For the Age of Edanna specifically, I was inspired by the rainforests of Borneo and the South Pacific. I haven't seen nature portrayed very well in many visual creative endeavors, and I really wanted to try and tackle this from a unique direction. I am enamored by big plants that can consume you, not literally but physically; large palm leaves, ferns that grow 20 feet into the air. This stuff, to me, is a video game just waiting to happen; and I wanted to make it happen. Our team pulled it off very well.
Could you describe the process you go through to develop a game's look?
The first thing I need for this process is some foundation. It could be one word or an entire paragraph, but I need some type of direction. I could just start drawing, but at that point it is just too random, and I would gravitate toward the things I am most familiar drawing. Once I have an idea of where to start, I blast out as many drawings as I possibly can. I also gather reference at this stage, looking for things to get my mind working on the problem.
These drawings are scrutinized, the best pieces of them moving on to the second drawing phase, which is the readdressing of the problem. Here, I take my time to carefully figure out what I want, what I like and want to leave out. Sometimes I will scrap an idea altogether because what little there was to begin with has now flourished into something bigger and better.
I give the early phase drawings to the modeler. He will come up with rough shapes, and from there we can better see what is going to work and what is not from an aesthetic and technical stand point. From the primitive, I then make tighter, more complete drawings, this time including color and texture. Finally, the more refined model is moved on to the texture artist who uses the color drawing as a basis to start from to design the textures. I usually give the texture artist plenty of freedom to redefine the textures if they see the need for it. We all look at the finished product together and determine if there are any other changes that need to be made.
From a design point of view, what is the most challenging part of your job?
Coming up with ideas is the most challenging thing for me. Especially when we are under such a tight deadline. I really would like to have had another year on the pre-production side of things. I think I began a lot of really solid ideas, but I didn't get a chance to go through a serious ideation phase with them. To me, these concepts are only half of what they could have been. But, as a designer, one thing I have to become battle hardened with is the fact that not everything produced is going to be the absolute best in my mind. I used to let things dwell with me, but I've been doing a good job of letting that go. Time… please give me the gift of more time, and I would be a happy camper.

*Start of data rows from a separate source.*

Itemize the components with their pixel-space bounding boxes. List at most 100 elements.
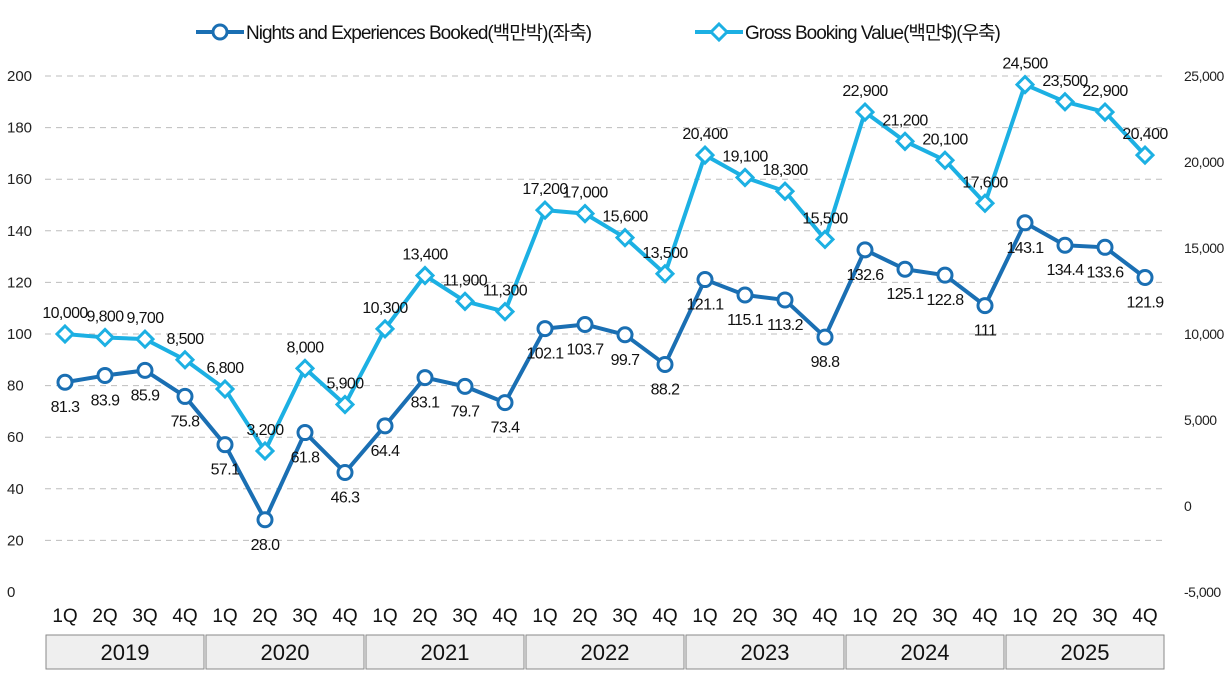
data-point	[96, 367, 114, 385]
x-tick-label: 4Q	[172, 606, 197, 627]
data-point	[814, 229, 836, 250]
data-point	[334, 394, 356, 415]
data-point	[576, 315, 594, 333]
data-point	[936, 266, 954, 284]
data-label: 79.7	[451, 403, 480, 420]
data-point	[94, 327, 116, 348]
data-label: 132.6	[846, 267, 884, 284]
year-label: 2022	[581, 640, 630, 665]
data-point	[54, 323, 76, 345]
x-tick-label: 2Q	[92, 606, 117, 627]
data-point	[336, 464, 354, 482]
x-tick-label: 4Q	[652, 606, 677, 627]
year-group-box	[845, 634, 1005, 670]
data-label: 64.4	[371, 443, 400, 460]
data-label: 11,300	[483, 283, 528, 300]
data-point	[616, 326, 634, 344]
data-label: 9,700	[126, 310, 164, 327]
data-labels: 81.3 83.9 85.9 75.8 57.1 28.0 61.8 46.3 64.4 83.1…	[42, 56, 1169, 554]
legend-item-gbv: Gross Booking Value(백만$)(우축)	[695, 21, 1002, 44]
data-point	[256, 511, 274, 529]
data-label: 121.1	[686, 297, 724, 314]
x-tick-label: 3Q	[1092, 606, 1117, 627]
series-line-0	[64, 220, 1147, 522]
y-right-tick-label: 20,000	[1184, 154, 1225, 170]
data-point	[294, 358, 316, 379]
data-label: 81.3	[51, 399, 80, 416]
data-point	[456, 377, 474, 395]
x-tick-label: 4Q	[972, 606, 997, 627]
y-left-tick-label: 180	[7, 120, 32, 137]
data-label: 13,400	[402, 247, 448, 264]
data-point	[56, 373, 74, 391]
data-point	[896, 260, 914, 278]
y-left-tick-label: 20	[7, 532, 24, 549]
year-label: 2020	[261, 640, 310, 665]
data-point	[856, 241, 874, 259]
x-tick-label: 3Q	[452, 606, 477, 627]
data-label: 57.1	[211, 462, 240, 479]
data-label: 22,900	[842, 83, 888, 100]
x-axis: 1Q 2Q 3Q 4Q 1Q 2Q 3Q 4Q 1Q 2Q 3Q 4Q 1Q 2Q 3Q 4Q 1Q 2Q 3Q 4Q…	[45, 606, 1165, 670]
year-label: 2021	[421, 640, 470, 665]
data-label: 111	[974, 323, 997, 340]
data-point	[574, 203, 596, 224]
data-label: 5,900	[326, 376, 364, 393]
data-label: 9,800	[86, 308, 124, 325]
y-left-tick-label: 60	[7, 429, 24, 446]
data-point	[894, 131, 916, 152]
legend-item-nights: Nights and Experiences Booked(백만박)(좌축)	[196, 22, 593, 44]
data-label: 19,100	[722, 148, 768, 165]
data-label: 18,300	[762, 162, 808, 179]
x-tick-label: 1Q	[212, 606, 237, 627]
data-label: 13,500	[642, 245, 688, 262]
year-group-box	[365, 634, 525, 670]
data-label: 122.8	[926, 292, 964, 309]
data-point	[136, 361, 154, 379]
data-point	[734, 167, 756, 188]
data-point	[1134, 144, 1156, 166]
data-label: 8,500	[166, 331, 204, 348]
data-point	[254, 440, 276, 462]
x-tick-label: 3Q	[132, 606, 157, 627]
data-label: 17,000	[562, 185, 608, 202]
data-label: 121.9	[1126, 294, 1164, 311]
x-tick-label: 3Q	[612, 606, 637, 627]
data-label: 73.4	[491, 420, 520, 437]
x-tick-label: 2Q	[252, 606, 277, 627]
data-point	[976, 297, 994, 315]
y-left-tick-label: 40	[7, 481, 24, 498]
data-point	[614, 227, 636, 248]
x-tick-label: 1Q	[852, 606, 877, 627]
y-left-tick-label: 200	[7, 68, 32, 85]
year-label: 2024	[901, 640, 950, 665]
y-left-tick-label: 100	[7, 326, 32, 343]
data-label: 134.4	[1046, 262, 1084, 279]
y-left-tick-label: 80	[7, 378, 24, 395]
series-layer	[54, 74, 1156, 529]
legend: Nights and Experiences Booked(백만박)(좌축) G…	[196, 21, 1002, 44]
data-point	[736, 286, 754, 304]
data-label: 15,500	[802, 210, 848, 227]
year-group-box	[685, 634, 845, 670]
data-point	[1096, 238, 1114, 256]
data-point	[296, 424, 314, 442]
data-label: 28.0	[251, 537, 280, 554]
data-label: 83.1	[411, 395, 440, 412]
data-point	[654, 263, 676, 284]
year-label: 2023	[741, 640, 790, 665]
year-group-box	[1005, 634, 1165, 670]
legend-label-gbv: Gross Booking Value(백만$)(우축)	[745, 22, 1001, 44]
data-label: 17,200	[522, 181, 568, 198]
data-label: 23,500	[1042, 73, 1088, 90]
data-point	[454, 291, 476, 312]
data-label: 99.7	[611, 352, 640, 369]
data-point	[1136, 268, 1154, 286]
y-axis-left: 0 20 40 60 80 100 120 140 160 180 200	[7, 68, 32, 601]
x-tick-label: 3Q	[932, 606, 957, 627]
data-point	[414, 265, 436, 286]
y-right-tick-label: 0	[1184, 498, 1192, 514]
x-tick-label: 4Q	[492, 606, 517, 627]
data-label: 20,400	[682, 126, 728, 143]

When you work on a big project like Myst III: Exile how many people work on the graphics for each age? How is work broken up and assigned?
For Exile we had five Ages—one designer to each Age. Each Age was then assigned one modeler, one texture artist and one animator. In the case of Edanna though, I had two modelers to get everything underway. Two things that were a challenge to my team: organic modeling, and lots of diverse terrain moving you in every possible direction, not just horizontally. My modelers are very thankful this game is almost complete.
Now that you are in the final stage of development with Myst III: Exile, what are your plans for the future?
The future? Another game. We have a title in the works right now for Microsoft's X-Box that is going to be great fun. I am also interested in getting back to illustrating a bit more again.